Qual o trabalho do psicólogo jurídico com o agente de segurança, personagem importantíssimo nesse contexto, que trabalha também diretamente com os presos sob muita pressão?
Fátima:
Há um exame que o candidato deve passar para se tornar agente de segurança, e quando bem-sucedido, ele fica dois anos em estágio para poder ser acompanhado, e depois, para a admissão, também tem entrevistas e avaliações psicológicas. Depois desse período de dois anos, ele faz toda uma formação para trabalhar. É um período em que ele tira para estudar e entrar em contato com várias disciplinas, como criminologia, relações humanas, direito penal, um instrumental para pensar na profissão e poder trabalhar com conhecimento.

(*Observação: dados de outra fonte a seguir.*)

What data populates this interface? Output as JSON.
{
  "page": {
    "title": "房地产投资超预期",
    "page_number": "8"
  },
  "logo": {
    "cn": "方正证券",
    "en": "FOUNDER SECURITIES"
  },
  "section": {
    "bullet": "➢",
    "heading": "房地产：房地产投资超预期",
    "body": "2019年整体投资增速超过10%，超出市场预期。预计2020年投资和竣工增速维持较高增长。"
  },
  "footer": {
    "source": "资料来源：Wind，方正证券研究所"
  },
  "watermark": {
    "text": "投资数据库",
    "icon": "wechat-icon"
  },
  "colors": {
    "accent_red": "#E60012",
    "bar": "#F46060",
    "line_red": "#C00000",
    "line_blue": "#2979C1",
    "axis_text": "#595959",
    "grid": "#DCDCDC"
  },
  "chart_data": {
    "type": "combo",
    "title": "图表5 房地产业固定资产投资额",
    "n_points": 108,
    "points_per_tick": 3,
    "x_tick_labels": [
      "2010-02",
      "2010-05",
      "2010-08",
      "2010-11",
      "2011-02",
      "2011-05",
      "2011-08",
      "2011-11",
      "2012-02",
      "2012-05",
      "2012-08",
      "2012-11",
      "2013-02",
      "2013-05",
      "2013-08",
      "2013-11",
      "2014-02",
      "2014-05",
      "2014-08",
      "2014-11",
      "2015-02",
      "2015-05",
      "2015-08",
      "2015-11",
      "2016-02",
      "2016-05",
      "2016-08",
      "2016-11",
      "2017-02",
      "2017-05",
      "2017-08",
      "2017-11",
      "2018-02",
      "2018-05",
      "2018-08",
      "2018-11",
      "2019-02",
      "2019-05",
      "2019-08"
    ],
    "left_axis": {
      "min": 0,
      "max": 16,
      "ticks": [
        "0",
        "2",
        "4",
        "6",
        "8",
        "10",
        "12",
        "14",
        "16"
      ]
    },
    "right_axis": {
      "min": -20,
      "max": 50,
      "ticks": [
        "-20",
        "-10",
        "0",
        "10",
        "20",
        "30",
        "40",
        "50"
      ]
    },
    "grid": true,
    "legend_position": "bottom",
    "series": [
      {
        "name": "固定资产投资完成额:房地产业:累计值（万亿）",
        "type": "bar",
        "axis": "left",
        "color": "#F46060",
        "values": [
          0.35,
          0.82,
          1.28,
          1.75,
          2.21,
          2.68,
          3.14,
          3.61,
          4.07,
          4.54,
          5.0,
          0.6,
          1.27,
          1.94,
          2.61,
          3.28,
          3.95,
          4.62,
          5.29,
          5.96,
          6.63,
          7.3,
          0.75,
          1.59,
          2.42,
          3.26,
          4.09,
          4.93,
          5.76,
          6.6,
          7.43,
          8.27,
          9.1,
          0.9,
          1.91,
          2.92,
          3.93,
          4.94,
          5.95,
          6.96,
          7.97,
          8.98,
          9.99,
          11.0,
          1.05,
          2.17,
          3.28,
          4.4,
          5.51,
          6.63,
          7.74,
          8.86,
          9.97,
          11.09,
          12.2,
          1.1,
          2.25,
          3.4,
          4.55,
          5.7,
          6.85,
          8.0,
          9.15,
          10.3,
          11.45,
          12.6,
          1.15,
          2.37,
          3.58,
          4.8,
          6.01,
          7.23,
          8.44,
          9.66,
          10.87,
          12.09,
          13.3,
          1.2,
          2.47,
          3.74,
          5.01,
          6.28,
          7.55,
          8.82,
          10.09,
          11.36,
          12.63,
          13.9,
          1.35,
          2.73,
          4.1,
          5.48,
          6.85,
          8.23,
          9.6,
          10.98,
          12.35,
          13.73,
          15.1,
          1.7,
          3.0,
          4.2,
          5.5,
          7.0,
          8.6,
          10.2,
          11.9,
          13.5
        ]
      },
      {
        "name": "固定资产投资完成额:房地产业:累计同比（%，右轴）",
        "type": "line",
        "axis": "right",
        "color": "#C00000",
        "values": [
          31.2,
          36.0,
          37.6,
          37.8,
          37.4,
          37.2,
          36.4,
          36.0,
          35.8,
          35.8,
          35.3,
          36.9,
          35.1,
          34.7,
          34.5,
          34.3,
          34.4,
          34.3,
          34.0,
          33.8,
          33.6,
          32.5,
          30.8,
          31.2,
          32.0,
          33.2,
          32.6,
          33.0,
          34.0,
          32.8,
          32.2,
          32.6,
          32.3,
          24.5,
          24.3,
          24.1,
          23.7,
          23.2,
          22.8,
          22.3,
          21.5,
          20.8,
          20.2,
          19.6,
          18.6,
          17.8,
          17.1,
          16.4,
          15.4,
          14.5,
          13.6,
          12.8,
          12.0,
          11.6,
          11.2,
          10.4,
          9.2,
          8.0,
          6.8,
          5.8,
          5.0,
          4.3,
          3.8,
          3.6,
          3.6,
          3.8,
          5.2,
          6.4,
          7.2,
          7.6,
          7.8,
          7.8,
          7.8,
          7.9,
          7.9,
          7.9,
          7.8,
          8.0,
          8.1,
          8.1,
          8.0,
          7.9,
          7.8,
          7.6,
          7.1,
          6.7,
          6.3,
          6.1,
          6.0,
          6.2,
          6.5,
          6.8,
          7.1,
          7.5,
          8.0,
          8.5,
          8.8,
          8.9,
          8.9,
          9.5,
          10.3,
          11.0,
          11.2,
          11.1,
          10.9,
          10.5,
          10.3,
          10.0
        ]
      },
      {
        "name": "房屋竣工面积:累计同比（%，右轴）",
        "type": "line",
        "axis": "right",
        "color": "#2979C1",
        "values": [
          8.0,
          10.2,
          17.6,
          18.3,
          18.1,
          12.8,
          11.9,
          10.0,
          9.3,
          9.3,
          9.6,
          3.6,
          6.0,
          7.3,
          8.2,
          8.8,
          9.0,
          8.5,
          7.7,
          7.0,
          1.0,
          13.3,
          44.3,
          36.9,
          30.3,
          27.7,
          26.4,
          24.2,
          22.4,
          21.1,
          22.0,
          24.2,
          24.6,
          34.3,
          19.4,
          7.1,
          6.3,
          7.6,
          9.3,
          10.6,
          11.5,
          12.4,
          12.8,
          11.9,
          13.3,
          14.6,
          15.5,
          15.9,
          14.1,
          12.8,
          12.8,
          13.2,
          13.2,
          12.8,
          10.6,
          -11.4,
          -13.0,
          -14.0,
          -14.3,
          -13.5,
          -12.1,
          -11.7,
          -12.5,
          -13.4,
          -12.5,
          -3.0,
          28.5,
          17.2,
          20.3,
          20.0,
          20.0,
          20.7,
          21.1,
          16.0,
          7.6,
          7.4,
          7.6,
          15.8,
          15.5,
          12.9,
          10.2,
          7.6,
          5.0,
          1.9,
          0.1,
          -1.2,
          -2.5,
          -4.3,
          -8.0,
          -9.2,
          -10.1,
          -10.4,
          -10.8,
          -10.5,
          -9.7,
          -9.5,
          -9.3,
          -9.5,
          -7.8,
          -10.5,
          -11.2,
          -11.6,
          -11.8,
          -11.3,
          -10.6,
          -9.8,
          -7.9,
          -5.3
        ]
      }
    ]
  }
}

O papel do psicólogo jurídico, como dissemos anteriormente, tem sido mais divulgado. E o incentivo à profissão, segue o mesmo passo?
Fátima:
O interesse tem crescido sim, mas precisa de mais organização e mais espaço para desenvolvermos melhor as habilidades. Precisamos do reconhecimento do trabalho, planos de carreira, não somente palavras. Com uma base salarial decente, os profissionais podem desenvolver melhor os trabalhos e não ficar se contorcendo em dois, três empregos. Para que haja profissionais mais qualificados e avanços na área, é preciso melhorar a remuneração, aumentar o investimento das universidades na formação dos psicólogos juristas, com especializações e espaço maior na grade horária. Com isso, surge mais interesse e espaço para trabalhos acadêmicos e trocas de experiências.